Jacques Malaterre et Jacques Patarozzi
- 1992
- 28’
La culture corse n’est ni la première ni la dernière à se voir défigurer par le miroir déformant de l’actualité à grand spectacle. Qu’elle nous semblait bien plus aimable enclose dans ses clichés « d’Île de beauté », avec son « petit caporal » et son chanteur glamour perpétuant comme d’un disque rayé les Noëls de sa ritournelle éternelle ! Derrière cette insularité, cette histoire traversée de mille prédations, la rugosité et la frugalité d’une économie pastorale et montagnarde originelle, il sourde une profondeur incandescente à découvrir.
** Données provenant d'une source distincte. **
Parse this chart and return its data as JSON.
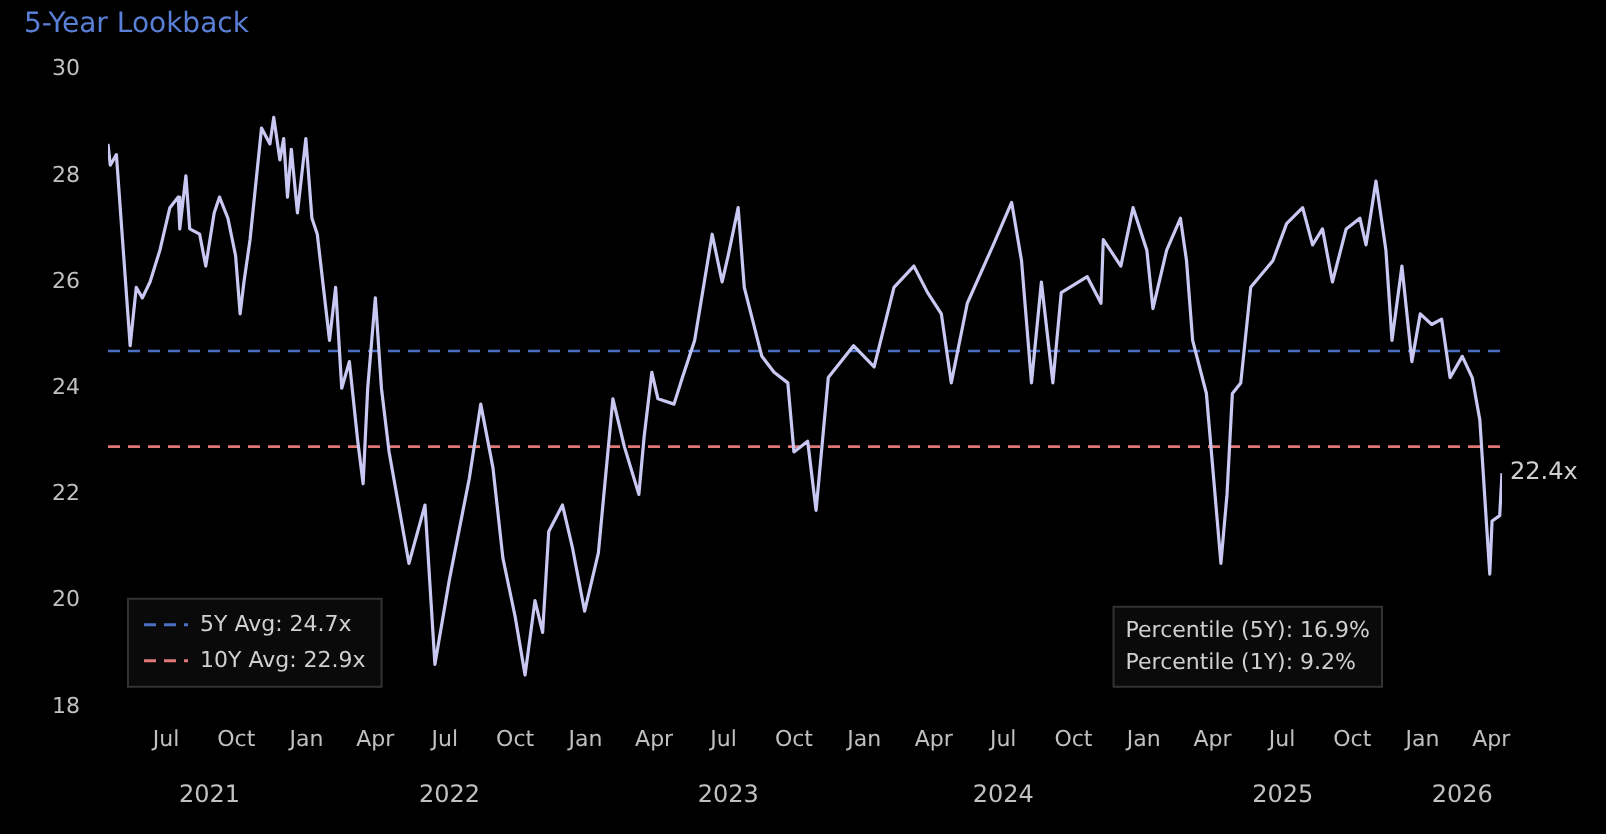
{
  "chart_data": {
    "type": "line",
    "subtitle": "5-Year Lookback",
    "x": [
      "2021-04-16",
      "2021-04-19",
      "2021-04-27",
      "2021-05-15",
      "2021-05-23",
      "2021-05-31",
      "2021-06-10",
      "2021-06-23",
      "2021-07-06",
      "2021-07-17",
      "2021-07-19",
      "2021-07-27",
      "2021-08-01",
      "2021-08-14",
      "2021-08-22",
      "2021-09-02",
      "2021-09-09",
      "2021-09-20",
      "2021-09-30",
      "2021-10-06",
      "2021-10-11",
      "2021-10-19",
      "2021-11-03",
      "2021-11-14",
      "2021-11-19",
      "2021-11-27",
      "2021-12-02",
      "2021-12-07",
      "2021-12-12",
      "2021-12-20",
      "2021-12-31",
      "2022-01-08",
      "2022-01-15",
      "2022-01-31",
      "2022-02-08",
      "2022-02-16",
      "2022-02-26",
      "2022-03-09",
      "2022-03-16",
      "2022-03-22",
      "2022-04-01",
      "2022-04-09",
      "2022-04-19",
      "2022-05-15",
      "2022-06-05",
      "2022-06-18",
      "2022-07-07",
      "2022-08-02",
      "2022-08-17",
      "2022-09-02",
      "2022-09-15",
      "2022-10-01",
      "2022-10-14",
      "2022-10-27",
      "2022-11-06",
      "2022-11-14",
      "2022-12-02",
      "2022-12-15",
      "2022-12-31",
      "2023-01-18",
      "2023-02-06",
      "2023-02-21",
      "2023-03-12",
      "2023-03-19",
      "2023-03-29",
      "2023-04-06",
      "2023-04-27",
      "2023-05-08",
      "2023-05-24",
      "2023-06-16",
      "2023-06-29",
      "2023-07-07",
      "2023-07-20",
      "2023-07-28",
      "2023-08-20",
      "2023-09-05",
      "2023-09-23",
      "2023-10-01",
      "2023-10-19",
      "2023-10-30",
      "2023-11-15",
      "2023-12-18",
      "2024-01-14",
      "2024-02-09",
      "2024-03-06",
      "2024-03-24",
      "2024-04-11",
      "2024-04-24",
      "2024-05-15",
      "2024-06-18",
      "2024-07-12",
      "2024-07-25",
      "2024-08-07",
      "2024-08-20",
      "2024-09-04",
      "2024-09-15",
      "2024-10-19",
      "2024-11-06",
      "2024-11-09",
      "2024-12-02",
      "2024-12-18",
      "2025-01-05",
      "2025-01-13",
      "2025-01-31",
      "2025-02-18",
      "2025-02-26",
      "2025-03-06",
      "2025-03-24",
      "2025-04-12",
      "2025-04-20",
      "2025-04-27",
      "2025-05-08",
      "2025-05-21",
      "2025-06-19",
      "2025-07-07",
      "2025-07-28",
      "2025-08-10",
      "2025-08-23",
      "2025-09-05",
      "2025-09-23",
      "2025-10-11",
      "2025-10-19",
      "2025-11-01",
      "2025-11-14",
      "2025-11-22",
      "2025-12-05",
      "2025-12-18",
      "2025-12-29",
      "2026-01-13",
      "2026-01-26",
      "2026-02-06",
      "2026-02-22",
      "2026-03-07",
      "2026-03-17",
      "2026-03-25",
      "2026-03-30",
      "2026-04-02",
      "2026-04-12",
      "2026-04-15"
    ],
    "series": [
      {
        "color": "#c8c8f2",
        "values": [
          28.6,
          28.2,
          28.4,
          24.8,
          25.9,
          25.7,
          26.0,
          26.6,
          27.4,
          27.6,
          27.0,
          28.0,
          27.0,
          26.9,
          26.3,
          27.3,
          27.6,
          27.2,
          26.5,
          25.4,
          26.0,
          26.8,
          28.9,
          28.6,
          29.1,
          28.3,
          28.7,
          27.6,
          28.5,
          27.3,
          28.7,
          27.2,
          26.9,
          24.9,
          25.9,
          24.0,
          24.5,
          23.0,
          22.2,
          24.0,
          25.7,
          24.0,
          22.8,
          20.7,
          21.8,
          18.8,
          20.4,
          22.3,
          23.7,
          22.5,
          20.8,
          19.7,
          18.6,
          20.0,
          19.4,
          21.3,
          21.8,
          21.0,
          19.8,
          20.9,
          23.8,
          22.9,
          22.0,
          23.1,
          24.3,
          23.8,
          23.7,
          24.2,
          24.9,
          26.9,
          26.0,
          26.5,
          27.4,
          25.9,
          24.6,
          24.3,
          24.1,
          22.8,
          23.0,
          21.7,
          24.2,
          24.8,
          24.4,
          25.9,
          26.3,
          25.8,
          25.4,
          24.1,
          25.6,
          26.7,
          27.5,
          26.4,
          24.1,
          26.0,
          24.1,
          25.8,
          26.1,
          25.6,
          26.8,
          26.3,
          27.4,
          26.6,
          25.5,
          26.6,
          27.2,
          26.4,
          24.9,
          23.9,
          20.7,
          22.0,
          23.9,
          24.1,
          25.9,
          26.4,
          27.1,
          27.4,
          26.7,
          27.0,
          26.0,
          27.0,
          27.2,
          26.7,
          27.9,
          26.6,
          24.9,
          26.3,
          24.5,
          25.4,
          25.2,
          25.3,
          24.2,
          24.6,
          24.2,
          23.4,
          21.6,
          20.5,
          21.5,
          21.6,
          22.4
        ]
      }
    ],
    "xticks": [
      {
        "value": "2021-07-01",
        "label": "Jul"
      },
      {
        "value": "2021-10-01",
        "label": "Oct"
      },
      {
        "value": "2022-01-01",
        "label": "Jan"
      },
      {
        "value": "2022-04-01",
        "label": "Apr"
      },
      {
        "value": "2022-07-01",
        "label": "Jul"
      },
      {
        "value": "2022-10-01",
        "label": "Oct"
      },
      {
        "value": "2023-01-01",
        "label": "Jan"
      },
      {
        "value": "2023-04-01",
        "label": "Apr"
      },
      {
        "value": "2023-07-01",
        "label": "Jul"
      },
      {
        "value": "2023-10-01",
        "label": "Oct"
      },
      {
        "value": "2024-01-01",
        "label": "Jan"
      },
      {
        "value": "2024-04-01",
        "label": "Apr"
      },
      {
        "value": "2024-07-01",
        "label": "Jul"
      },
      {
        "value": "2024-10-01",
        "label": "Oct"
      },
      {
        "value": "2025-01-01",
        "label": "Jan"
      },
      {
        "value": "2025-04-01",
        "label": "Apr"
      },
      {
        "value": "2025-07-01",
        "label": "Jul"
      },
      {
        "value": "2025-10-01",
        "label": "Oct"
      },
      {
        "value": "2026-01-01",
        "label": "Jan"
      },
      {
        "value": "2026-04-01",
        "label": "Apr"
      }
    ],
    "xlim": [
      "2021-04-16",
      "2026-04-15"
    ],
    "x2lim": [
      "2021-04-16",
      "2026-04-15"
    ],
    "x2ticks": [
      {
        "value": "2021-08-27",
        "label": "2021"
      },
      {
        "value": "2022-07-07",
        "label": "2022"
      },
      {
        "value": "2023-07-07",
        "label": "2023"
      },
      {
        "value": "2024-07-01",
        "label": "2024"
      },
      {
        "value": "2025-07-02",
        "label": "2025"
      },
      {
        "value": "2026-02-22",
        "label": "2026"
      }
    ],
    "ylim": [
      18,
      30
    ],
    "yticks": [
      18,
      20,
      22,
      24,
      26,
      28,
      30
    ],
    "ref_lines": [
      {
        "axis": "y",
        "value": 24.7,
        "label": "5Y Avg: 24.7x",
        "color": "#4a6fc4",
        "line_style": "dashed"
      },
      {
        "axis": "y",
        "value": 22.9,
        "label": "10Y Avg: 22.9x",
        "color": "#e07878",
        "line_style": "dashed"
      }
    ],
    "annotations": [
      {
        "text": "22.4x",
        "x": "2026-04-15",
        "y": 22.4
      },
      "Percentile (5Y): 16.9%",
      "Percentile (1Y): 9.2%"
    ],
    "legend": "bottom left",
    "marker": "none",
    "line_style": "solid",
    "grid": false
  }
}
La vogue « world music » le permet avec le succès de I Muvrini ou d’A Filetta. Par la « modernisation » de la polyphonie Corse (la paghjella) opérée avec la complicité d’Hector Zazou ou dans l’étude savante des chants sacrés par Marcel Péres et l’Ensemble Organum. Une création inscrite dans la contemporanéité comme dans les pas de la tradition est aussi possible dans l’hybridation. Comme le prouve cette adaptation filmique par Jacques Malaterre du spectacle A Mossa, où se tisse en résonance avec les polyphonies, la création chorégraphique de Jacques Patarozzi, ancien danseur de Pina Bausch. Rituels de vie, rituels de mort, jeux et banquets, coutume de la vendetta s’y évoquent à la nuit ou sous le soleil écrasant, sur des places de village ou des promontoires surplombant la mer…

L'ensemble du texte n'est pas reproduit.